Sorriu, ao perceber o espanto da mulher que depois de inspecionar o ambiente a olhava com olhos arregalados, diante de sua afirmativa. E foi com o olhar fixo ao mar que explicou serena:
- Está aqui em meu peito, guardado a sete chaves.
- Como? Ah! Já sei! Não é correspondida? – Sondou compadecida.
- Está falando em um homem? -  Ironizou. Sabia o que ela investigava, no entanto, resolveu brincar um pouco.
- Está falando de uma mulher? A outra não se continha de curiosidade e a cada segundo denotava apreensão.
- Alice... Meu amor está na vida. Amo tudo isso aqui. – replicou com entusiasmo.
- Ah bom! – suspirou meio que aliviada e continuou. – Não me respondeu Ana! Estou falando em um namorado... Sorriu maliciosamente.

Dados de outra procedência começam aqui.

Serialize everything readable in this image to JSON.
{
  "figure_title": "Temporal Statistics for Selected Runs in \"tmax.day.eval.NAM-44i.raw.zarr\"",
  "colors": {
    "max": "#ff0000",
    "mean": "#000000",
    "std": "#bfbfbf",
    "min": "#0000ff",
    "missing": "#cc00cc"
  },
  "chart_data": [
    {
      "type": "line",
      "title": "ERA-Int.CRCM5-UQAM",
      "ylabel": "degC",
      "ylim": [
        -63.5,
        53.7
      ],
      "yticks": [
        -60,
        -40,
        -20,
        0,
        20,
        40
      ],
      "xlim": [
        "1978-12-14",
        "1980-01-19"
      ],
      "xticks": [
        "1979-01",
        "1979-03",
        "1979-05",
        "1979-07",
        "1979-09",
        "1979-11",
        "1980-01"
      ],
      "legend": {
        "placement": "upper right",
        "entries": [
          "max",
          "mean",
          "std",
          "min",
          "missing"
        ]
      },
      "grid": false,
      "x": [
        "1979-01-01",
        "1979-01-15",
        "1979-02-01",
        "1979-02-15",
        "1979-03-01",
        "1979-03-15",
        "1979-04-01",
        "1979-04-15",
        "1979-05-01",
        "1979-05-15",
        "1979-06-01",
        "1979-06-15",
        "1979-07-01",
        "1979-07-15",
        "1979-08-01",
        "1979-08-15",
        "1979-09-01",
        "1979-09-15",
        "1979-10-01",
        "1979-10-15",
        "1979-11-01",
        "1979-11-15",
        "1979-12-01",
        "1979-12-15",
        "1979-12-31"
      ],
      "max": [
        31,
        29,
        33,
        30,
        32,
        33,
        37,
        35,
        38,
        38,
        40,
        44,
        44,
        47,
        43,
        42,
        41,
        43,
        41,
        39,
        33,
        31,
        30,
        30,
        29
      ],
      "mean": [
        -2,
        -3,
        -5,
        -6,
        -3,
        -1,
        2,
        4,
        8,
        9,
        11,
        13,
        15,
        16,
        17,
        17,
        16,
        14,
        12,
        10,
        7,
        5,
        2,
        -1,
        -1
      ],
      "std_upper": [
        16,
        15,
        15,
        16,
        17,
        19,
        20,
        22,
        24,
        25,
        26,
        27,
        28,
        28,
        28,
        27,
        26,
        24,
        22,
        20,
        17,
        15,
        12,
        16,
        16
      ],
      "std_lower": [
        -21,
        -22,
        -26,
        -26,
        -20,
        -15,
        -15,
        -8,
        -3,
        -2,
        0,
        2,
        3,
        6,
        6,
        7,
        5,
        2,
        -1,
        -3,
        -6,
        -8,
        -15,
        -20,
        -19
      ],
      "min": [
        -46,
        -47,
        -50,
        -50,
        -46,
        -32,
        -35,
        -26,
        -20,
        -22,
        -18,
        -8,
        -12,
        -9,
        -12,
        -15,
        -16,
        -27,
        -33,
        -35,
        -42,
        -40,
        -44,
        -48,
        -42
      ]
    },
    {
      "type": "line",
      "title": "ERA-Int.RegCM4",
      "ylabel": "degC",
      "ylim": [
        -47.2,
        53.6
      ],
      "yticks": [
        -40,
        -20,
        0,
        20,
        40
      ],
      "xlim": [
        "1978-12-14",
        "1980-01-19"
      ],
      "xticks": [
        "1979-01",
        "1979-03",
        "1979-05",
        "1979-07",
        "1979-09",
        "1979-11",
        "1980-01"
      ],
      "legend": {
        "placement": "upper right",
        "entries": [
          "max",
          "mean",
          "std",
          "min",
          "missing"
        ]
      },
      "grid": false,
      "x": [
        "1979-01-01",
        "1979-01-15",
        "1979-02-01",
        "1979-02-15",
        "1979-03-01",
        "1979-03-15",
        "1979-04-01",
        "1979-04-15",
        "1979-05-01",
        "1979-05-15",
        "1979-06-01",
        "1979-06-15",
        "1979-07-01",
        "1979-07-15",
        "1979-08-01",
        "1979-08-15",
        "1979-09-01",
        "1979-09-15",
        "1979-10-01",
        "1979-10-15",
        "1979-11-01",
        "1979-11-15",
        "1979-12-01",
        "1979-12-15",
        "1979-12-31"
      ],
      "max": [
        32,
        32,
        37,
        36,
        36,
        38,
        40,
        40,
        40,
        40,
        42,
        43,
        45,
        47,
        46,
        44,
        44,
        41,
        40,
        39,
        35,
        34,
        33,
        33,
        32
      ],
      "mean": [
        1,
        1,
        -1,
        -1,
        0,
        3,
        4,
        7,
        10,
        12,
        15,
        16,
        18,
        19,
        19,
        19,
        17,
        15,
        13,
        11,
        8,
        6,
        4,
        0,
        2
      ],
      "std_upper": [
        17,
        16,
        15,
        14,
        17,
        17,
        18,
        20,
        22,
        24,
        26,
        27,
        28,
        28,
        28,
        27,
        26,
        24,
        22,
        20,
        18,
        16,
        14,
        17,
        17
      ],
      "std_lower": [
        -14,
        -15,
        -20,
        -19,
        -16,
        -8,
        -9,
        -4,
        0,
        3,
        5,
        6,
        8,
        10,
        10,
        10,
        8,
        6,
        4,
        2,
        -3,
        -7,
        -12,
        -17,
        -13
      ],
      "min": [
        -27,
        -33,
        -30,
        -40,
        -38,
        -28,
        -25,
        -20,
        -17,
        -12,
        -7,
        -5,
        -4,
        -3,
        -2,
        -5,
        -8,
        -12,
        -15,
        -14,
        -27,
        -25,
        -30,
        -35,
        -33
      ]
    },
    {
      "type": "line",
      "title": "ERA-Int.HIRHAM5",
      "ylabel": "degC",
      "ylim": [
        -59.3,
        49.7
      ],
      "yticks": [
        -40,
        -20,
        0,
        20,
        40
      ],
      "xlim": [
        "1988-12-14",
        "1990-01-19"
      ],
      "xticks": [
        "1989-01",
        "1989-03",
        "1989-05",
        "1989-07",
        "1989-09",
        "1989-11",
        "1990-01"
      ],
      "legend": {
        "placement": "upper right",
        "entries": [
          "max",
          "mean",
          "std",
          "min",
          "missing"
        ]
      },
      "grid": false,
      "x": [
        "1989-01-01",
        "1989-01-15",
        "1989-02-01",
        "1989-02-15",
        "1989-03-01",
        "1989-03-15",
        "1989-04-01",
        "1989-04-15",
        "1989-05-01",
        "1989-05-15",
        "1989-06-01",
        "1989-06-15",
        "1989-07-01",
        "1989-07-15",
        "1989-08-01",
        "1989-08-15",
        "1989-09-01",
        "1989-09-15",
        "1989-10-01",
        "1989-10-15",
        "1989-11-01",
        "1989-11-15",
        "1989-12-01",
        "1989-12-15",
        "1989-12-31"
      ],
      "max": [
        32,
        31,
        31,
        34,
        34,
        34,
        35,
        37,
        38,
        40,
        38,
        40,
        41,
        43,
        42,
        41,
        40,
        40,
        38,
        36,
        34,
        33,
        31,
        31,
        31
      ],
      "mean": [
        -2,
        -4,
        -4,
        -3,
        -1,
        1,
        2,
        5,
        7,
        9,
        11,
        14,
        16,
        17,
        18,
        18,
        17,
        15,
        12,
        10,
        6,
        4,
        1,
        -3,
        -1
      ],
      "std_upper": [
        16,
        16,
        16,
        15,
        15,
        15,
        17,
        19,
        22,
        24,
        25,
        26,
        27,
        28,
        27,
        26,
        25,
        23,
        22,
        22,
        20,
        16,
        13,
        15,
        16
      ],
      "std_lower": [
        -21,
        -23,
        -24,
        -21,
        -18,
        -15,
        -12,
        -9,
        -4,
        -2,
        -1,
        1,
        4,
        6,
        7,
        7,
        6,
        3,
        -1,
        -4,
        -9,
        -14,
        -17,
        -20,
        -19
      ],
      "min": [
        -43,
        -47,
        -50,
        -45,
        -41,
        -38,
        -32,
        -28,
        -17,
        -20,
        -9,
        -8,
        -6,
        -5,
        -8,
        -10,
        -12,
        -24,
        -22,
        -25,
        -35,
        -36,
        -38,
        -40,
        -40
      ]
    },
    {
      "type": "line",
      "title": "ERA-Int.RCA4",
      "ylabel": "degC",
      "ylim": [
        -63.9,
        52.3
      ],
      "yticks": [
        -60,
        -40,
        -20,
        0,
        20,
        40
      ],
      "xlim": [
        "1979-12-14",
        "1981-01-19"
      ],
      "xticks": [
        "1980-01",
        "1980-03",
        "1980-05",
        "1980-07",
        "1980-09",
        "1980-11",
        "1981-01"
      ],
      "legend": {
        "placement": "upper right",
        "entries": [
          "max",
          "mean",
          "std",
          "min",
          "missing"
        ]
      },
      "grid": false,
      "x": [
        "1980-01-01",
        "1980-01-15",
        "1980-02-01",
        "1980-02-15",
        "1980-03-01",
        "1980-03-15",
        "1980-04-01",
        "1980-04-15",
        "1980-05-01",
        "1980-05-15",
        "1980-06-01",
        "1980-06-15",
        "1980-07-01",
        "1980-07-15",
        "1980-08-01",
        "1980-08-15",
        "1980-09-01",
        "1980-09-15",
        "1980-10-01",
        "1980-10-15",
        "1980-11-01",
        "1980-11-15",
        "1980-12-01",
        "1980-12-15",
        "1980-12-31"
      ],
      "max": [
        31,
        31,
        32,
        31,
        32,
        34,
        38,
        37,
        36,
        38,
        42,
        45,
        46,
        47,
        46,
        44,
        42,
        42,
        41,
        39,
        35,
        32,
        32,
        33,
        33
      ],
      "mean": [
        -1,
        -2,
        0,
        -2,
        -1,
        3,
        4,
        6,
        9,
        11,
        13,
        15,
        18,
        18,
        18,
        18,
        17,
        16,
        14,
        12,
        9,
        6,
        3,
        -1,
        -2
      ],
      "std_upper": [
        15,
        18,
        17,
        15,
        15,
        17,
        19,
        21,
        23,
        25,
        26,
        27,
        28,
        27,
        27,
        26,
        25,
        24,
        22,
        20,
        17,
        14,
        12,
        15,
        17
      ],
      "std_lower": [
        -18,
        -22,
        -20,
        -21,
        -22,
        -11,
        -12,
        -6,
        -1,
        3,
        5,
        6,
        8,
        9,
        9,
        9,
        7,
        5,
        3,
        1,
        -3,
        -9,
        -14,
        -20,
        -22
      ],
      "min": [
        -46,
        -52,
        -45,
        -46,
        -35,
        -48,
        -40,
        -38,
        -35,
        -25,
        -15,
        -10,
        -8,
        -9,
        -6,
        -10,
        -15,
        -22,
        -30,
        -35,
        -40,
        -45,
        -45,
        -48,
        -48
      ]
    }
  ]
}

- E eu da vida. - Devolveu o sorriso  - Existe coisa melhor do que esse sossego? Saio aos finais de semana com minhas amigas e me divirto. Volto pra casa tranqüila e durmo em paz. A cada dia me convenço que manter-se bem é vivenciar o que me causa alegria. Há tempos não namoro. Gosto do romantismo, do amor à moda antiga, da paquera, infelizmente percebo que as relações amorosas estão inexpressivas, ou pior, tornaram-se comerciais, o que é uma pena, vincular-me assim não me traria satisfação alguma. Não faz muito tempo, ainda acreditava que a minha felicidade se encontrava em outro alguém. Coitado! Quanta responsabilidade para o outro, não é mesmo? E que miserável eu seria! – Gargalhou. –  A idéia de que a nossa felicidade depende de uma relação , seja ela qual for,  elimina qualquer possibilidade de bem-estar íntimo. Em tempo, percebi que esse contentamento está em mim e isso independe de possuir uma companhia ou não. A Vida é muito mais que isso Alice. A vida é oportunidade de aprendizado, de disciplina, de autoconhecimento, de troca de conhecimentos e experiências. Limitar a vida a encontros e desencontros sexuais é regressar ao estágio animal. Não me vejo nesse patamar, entretanto, não censuro quem faz disso um esporte. – Escarneceu – Já amei muito, e guardo ótimas recordações, porém a vida segue e cada um procura o que é melhor para si mesmo. Você vai dizer que sinto falta e até concordo! Realmente algumas vezes, a gente se pega pensando em como seria encontrar uma pessoa na atual conjuntura, contudo, não lamento, nem festejo tal circunstancia. Sinceramente, o que realmente entendi é que o meu amor sou eu, falo isso sem orgulho ou egolatria, mas com a simplicidade de uma pessoa que acredita ter alcançado o mínimo de equilíbrio. A propósito, menos lenga-lenga e mais ação! Já está escurecendo e tratemos de voltar para casa, preciso de um banho e me trocar, hoje à noite vou ao Caranguejola, ver gente bonita, jogar conversa fora, espairecer!
  Levantou-se encerrando a conversa, moveu-se em direção a avenida e gesticulou para que a moça a seguisse. Compreendeu que seu argumento não agradou a sua interlocutora, uma vez que, o mutismo e o olhar eram de reprovação, ignorou, pois pensavam diferentes e ela respeitava a individualidade humana. Similarmente deduziu que a única coisa que fez brilhar o olhos de sua amiga foi o fato de ter mencionado  o restaurante que compareceria, pois que, de imediato a mesma pediu para acompanhá-la, e ao consentir-lhe a moça não parou mais de conversar e foi assim durante todo o percurso, articulando a roupa, sapato, bolsa, maquiagem que iria usar para a ocasião.  Cabisbaixa, Ana a ouvia e divertia-se com a velocidade e quantidade de palavras que saiam da boca daquela menina, nem sequer, uma pausa! Como pode uma pessoa falar tanto? Olhou-a tentando entender o motivo de tanta euforia. Será que ela estava cogitando arrumar um namorico no recinto? Queira Deus que arrume, ao menos ficaria mais concentrada no possível affair, impossibilitando-a de tagarelar! Caçoou, à medida que apressava seus passos, uma vez que ela também precisava organizar-se, já que havia muito a se viver.